Des formats courts, illustrés en tweets et en GIF, un ton plus jeune et décalé, destinés à “ceux qui vivent internet, sur internet, accrochés à leur smartphone”, résume Cécile Dehesdin. En effet, qu’elles abordent l’économie, les styles de vie ou les nouvelles technologies,la plupart de ces antennes ciblent les jeunes de 18 ans à 40 ans.
“Contrairement aux Américains, nous faisons de très bons chiffres sur les quiz ou les articles régionaux” Cécile Dehesdin, BuzzFeed France
Si ces médias ont gagné leurs galons outre-Atlantique, il est encore trop tôt pour que leurs déclinaisons françaises soient aussi connues. A BuzzFeed, malgré une cellule investigation qui déniche quelques scoops, le mélange des genres a parfois du mal à passer – d’un clic à l’autre, l’internaute peut passer d’une enquête fouillée sur une collaboratrice du ministre de l’Aménagement du territoire Jean-Michel Baylet à un concours interminable de goûters opposant Granola et Kinder Bueno.

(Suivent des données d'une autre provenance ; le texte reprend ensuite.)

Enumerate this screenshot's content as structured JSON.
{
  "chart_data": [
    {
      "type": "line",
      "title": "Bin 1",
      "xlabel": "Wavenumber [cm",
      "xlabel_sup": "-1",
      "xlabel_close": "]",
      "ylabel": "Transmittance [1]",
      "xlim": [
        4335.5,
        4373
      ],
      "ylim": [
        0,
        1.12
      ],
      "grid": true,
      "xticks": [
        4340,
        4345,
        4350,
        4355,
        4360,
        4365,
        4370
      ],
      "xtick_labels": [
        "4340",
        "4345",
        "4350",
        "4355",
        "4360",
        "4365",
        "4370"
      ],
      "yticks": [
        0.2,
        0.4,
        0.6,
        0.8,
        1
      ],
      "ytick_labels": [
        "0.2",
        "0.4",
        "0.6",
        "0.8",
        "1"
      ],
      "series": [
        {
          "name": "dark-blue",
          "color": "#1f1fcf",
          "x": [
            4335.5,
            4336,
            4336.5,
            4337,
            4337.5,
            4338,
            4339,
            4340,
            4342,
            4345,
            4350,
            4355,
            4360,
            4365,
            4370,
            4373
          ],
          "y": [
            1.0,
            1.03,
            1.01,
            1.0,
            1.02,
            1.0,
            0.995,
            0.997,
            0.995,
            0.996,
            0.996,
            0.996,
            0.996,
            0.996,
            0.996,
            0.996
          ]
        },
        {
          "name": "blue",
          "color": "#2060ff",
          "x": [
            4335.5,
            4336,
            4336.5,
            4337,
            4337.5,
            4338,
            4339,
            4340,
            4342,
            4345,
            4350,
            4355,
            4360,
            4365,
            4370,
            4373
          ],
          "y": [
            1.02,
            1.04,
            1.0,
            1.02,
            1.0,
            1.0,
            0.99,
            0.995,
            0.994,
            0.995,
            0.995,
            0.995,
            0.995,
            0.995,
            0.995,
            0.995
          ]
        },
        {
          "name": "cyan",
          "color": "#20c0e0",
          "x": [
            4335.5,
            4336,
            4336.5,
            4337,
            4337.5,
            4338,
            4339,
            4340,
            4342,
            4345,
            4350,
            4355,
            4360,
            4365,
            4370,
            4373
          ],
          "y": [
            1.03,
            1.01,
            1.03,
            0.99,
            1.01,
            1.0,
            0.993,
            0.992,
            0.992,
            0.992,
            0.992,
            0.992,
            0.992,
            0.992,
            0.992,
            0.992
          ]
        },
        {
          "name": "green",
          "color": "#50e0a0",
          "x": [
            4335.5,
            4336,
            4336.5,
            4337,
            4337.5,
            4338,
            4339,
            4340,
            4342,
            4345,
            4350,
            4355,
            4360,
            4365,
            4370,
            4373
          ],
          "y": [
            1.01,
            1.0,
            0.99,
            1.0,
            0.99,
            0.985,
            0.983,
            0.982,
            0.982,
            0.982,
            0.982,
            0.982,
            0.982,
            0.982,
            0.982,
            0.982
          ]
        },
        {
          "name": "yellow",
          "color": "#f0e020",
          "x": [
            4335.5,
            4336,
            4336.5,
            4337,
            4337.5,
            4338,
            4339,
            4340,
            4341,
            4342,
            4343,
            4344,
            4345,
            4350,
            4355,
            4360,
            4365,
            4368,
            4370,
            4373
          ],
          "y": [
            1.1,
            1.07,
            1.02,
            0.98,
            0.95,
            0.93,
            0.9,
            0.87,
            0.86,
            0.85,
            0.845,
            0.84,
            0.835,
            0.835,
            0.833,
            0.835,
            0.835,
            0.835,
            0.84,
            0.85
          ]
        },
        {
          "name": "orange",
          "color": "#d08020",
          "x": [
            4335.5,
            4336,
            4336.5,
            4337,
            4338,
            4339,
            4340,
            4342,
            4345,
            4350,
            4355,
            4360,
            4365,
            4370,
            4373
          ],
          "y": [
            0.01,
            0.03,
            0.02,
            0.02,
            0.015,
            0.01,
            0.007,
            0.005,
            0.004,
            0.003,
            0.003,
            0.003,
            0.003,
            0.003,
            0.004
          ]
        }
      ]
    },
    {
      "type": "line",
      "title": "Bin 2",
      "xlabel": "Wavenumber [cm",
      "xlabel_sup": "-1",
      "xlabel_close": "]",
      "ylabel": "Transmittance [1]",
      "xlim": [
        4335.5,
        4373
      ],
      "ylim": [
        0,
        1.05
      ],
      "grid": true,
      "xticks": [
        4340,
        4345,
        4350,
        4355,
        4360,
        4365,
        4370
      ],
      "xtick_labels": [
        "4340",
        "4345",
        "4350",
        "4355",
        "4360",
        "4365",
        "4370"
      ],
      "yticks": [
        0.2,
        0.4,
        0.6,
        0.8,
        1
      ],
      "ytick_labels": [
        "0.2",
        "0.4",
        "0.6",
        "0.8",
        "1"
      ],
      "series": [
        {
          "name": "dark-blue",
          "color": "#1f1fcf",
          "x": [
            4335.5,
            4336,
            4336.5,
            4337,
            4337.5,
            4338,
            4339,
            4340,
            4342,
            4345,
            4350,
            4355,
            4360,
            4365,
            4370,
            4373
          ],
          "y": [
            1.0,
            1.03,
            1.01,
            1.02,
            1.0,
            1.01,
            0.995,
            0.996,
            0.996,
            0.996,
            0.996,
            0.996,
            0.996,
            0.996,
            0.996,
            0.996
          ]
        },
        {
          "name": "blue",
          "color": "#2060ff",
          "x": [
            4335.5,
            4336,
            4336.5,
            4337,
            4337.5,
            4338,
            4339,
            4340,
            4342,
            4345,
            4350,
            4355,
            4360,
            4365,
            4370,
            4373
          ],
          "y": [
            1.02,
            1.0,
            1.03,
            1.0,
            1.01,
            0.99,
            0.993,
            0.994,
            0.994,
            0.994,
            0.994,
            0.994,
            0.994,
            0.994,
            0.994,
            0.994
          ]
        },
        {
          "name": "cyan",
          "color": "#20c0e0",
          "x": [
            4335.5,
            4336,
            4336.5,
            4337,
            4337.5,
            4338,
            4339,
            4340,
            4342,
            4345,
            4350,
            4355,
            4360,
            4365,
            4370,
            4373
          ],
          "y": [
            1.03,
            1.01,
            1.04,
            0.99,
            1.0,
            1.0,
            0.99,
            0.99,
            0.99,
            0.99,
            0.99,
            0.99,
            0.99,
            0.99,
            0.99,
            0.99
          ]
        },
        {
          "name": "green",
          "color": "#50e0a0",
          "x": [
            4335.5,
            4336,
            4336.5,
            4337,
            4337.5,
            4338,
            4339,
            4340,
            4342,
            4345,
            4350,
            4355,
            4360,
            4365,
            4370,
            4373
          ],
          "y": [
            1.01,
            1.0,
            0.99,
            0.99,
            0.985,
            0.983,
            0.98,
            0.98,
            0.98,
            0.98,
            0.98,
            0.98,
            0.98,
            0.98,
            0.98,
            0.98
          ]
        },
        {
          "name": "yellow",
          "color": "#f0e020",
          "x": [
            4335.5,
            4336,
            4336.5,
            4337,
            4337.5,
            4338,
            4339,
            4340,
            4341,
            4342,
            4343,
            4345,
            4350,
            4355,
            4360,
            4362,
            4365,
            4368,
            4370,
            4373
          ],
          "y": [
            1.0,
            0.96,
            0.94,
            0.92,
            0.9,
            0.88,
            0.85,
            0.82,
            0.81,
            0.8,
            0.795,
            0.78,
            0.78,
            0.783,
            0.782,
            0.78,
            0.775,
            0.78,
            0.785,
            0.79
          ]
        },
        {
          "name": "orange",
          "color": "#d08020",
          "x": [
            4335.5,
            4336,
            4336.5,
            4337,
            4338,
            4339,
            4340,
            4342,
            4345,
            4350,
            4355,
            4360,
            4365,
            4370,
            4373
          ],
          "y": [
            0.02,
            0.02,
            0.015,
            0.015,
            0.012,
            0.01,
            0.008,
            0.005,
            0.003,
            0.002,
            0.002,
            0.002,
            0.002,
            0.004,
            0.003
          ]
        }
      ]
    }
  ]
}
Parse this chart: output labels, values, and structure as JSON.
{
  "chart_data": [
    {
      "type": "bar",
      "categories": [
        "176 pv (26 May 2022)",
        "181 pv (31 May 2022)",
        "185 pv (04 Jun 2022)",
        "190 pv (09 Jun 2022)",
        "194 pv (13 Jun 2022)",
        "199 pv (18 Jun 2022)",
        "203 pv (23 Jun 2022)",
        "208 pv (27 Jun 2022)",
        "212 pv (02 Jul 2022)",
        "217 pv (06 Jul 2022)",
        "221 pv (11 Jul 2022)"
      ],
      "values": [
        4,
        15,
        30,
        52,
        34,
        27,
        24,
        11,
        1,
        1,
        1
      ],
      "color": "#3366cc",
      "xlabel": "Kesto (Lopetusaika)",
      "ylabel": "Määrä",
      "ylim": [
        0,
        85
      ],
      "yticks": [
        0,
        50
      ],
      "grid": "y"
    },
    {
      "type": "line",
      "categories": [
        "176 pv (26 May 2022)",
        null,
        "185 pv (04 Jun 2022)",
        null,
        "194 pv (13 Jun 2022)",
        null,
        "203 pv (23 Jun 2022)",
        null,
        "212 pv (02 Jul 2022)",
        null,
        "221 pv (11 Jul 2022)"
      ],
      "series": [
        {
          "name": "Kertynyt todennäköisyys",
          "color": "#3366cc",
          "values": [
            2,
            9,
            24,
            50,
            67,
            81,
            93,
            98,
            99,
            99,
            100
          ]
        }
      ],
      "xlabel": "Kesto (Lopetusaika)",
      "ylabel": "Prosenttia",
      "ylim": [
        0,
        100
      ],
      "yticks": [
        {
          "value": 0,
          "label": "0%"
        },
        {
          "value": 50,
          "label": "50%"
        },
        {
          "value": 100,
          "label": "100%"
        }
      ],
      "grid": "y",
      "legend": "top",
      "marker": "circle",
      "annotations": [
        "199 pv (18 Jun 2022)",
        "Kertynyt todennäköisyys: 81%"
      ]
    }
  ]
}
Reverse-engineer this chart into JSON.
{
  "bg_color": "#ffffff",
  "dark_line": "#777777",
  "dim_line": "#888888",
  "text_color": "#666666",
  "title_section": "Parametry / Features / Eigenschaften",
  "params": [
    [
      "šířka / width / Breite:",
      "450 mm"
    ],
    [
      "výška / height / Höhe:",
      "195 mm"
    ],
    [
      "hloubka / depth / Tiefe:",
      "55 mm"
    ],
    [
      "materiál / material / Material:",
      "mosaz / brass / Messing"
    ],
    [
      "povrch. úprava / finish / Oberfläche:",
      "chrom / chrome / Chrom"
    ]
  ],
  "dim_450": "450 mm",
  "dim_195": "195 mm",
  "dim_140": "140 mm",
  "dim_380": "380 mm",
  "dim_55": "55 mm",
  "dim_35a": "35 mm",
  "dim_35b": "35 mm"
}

Mashable FR s’est quant à lui fait un nom grâce à la vidéo d’un spécialiste britannique de la Corée du Nord interrompu en plein direct par la rocambolesque irruption de ses deux enfants. Bilan : 1,5 million de vues. “Ça ne me dérange pas que nous nous fassions connaître à partir de sujets plus légers, se défend Steven Jambot, rédacteur en chef adjoint du site, à partir du moment où nous parvenons à établir une relation durable.”
Identité propre
Les déclinaisons françaises peuvent-elles se construire une identité propre ? BuzzFeed France veut y croire. “Contrairement aux Américains, nous faisons de très bons chiffres sur les quiz ou les articles régionaux”, note Cécile Dehesdin. Une analyse partagée par Hubert Michaux de Business Insider : “Nous avons tenté plusieurs choses : plus de traduction des Etats-Unis vers la France, ou au contraire, plus d’articles sur des thématiques françaises. Ce sont les sujets français qui fonctionnent le mieux.”
Leur article sur les 103 entrepreneurs français à suivre en 2017 a ainsi dépassé les 1,5 million de vues. Dans un coin de la salle de rédaction de BuzzFeed, quelques cartons jonchent le sol en prévision d’une future extension. L’équipe aimerait rejoindre le troisième étage avec de nouveaux postes de travail. “Je recrute en ce moment deux journalistes au pôle vidéo”, justifie Cécile Dehesdin. De préférence bilingues.